Prevention System Monitoring with Big Data

Different measuring methods have been developed to assess the fidelity of intervention implementation. These methods sample intervention data from varying degrees of quality and quantity. High quality data obtained from extensively trained human coders is generally reliable and very informative. This typically provides a global measurement of an intervention session (macro-coding). Such assessments are expensive and as a result are generally performed on a small fraction of audio or video taped sessions. As a result, the vast majority of delivered sessions are largely not analyzed. Current methods of fidelity measurement need to reduce the costs of measurements when increasing the sampling rate. With the advent of big data available from mobile phones and wearable sensors, gps and audio and video streaming, with have the opportunity to use advanced computational procedures to produce automated fidelity assessments. Frequent, inexpensive sampling provides a wealth of information to assess components of fidelity. In other words, automated systems involving big data can measure more often with less valid and reliable measures at a micro level. We investigate conditions under which the assimilation of large amounts of low resolution big data can be assembled to produce higher quality and cost effective measurement of fidelity.

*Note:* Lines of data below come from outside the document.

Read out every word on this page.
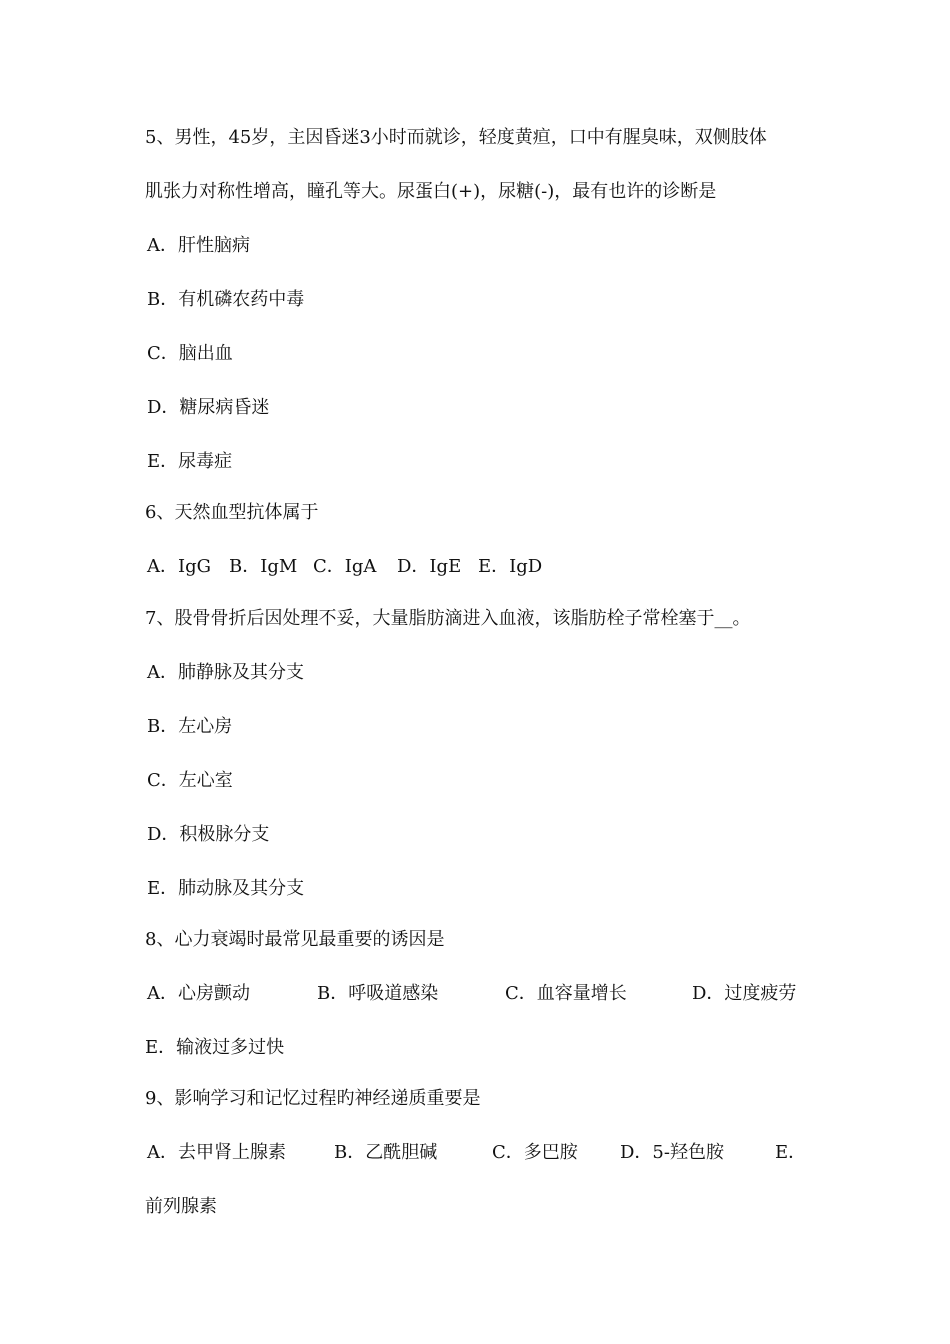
5、男性，45岁，主因昏迷3小时而就诊，轻度黄疸，口中有腥臭味，双侧肢体
肌张力对称性增高，瞳孔等大。尿蛋白(+)，尿糖(-)，最有也许的诊断是
A．肝性脑病
B．有机磷农药中毒
C．脑出血
D．糖尿病昏迷
E．尿毒症
6、天然血型抗体属于
A．IgG B．IgM C．IgA D．IgE E．IgD
7、股骨骨折后因处理不妥，大量脂肪滴进入血液，该脂肪栓子常栓塞于__。
A．肺静脉及其分支
B．左心房
C．左心室
D．积极脉分支
E．肺动脉及其分支
8、心力衰竭时最常见最重要的诱因是
A．心房颤动	B．呼吸道感染	C．血容量增长	D．过度疲劳
E．输液过多过快
9、影响学习和记忆过程旳神经递质重要是
A．去甲肾上腺素	B．乙酰胆碱	C．多巴胺 D．5-羟色胺	E．
前列腺素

We demonstrate through simulated data and collected data that the relative efficiency in detecting low fidelity sessions is a function of sample size and proportion of low fidelity sessions and variation over time. Specifically, by increasing how frequently we measure fidelity with micro coding of the session we can recognize a higher percentage of low fidelity sessions earlier than with infrequent macro coding. Such procedures often require a calibration step in processing so that individual intervention agent variation can be accounted for. We present data from audio clips that are classified automatically based on micro-coding (20 microsecond window) assessments of emotion. We find that by increasing sampling and aggregating multiple assessments we overcome error and better predict emotion in audio. This strategy also benefits from the wealth of information currently available from text, audio, video, and other collected passively (digital footprints) or generated actively.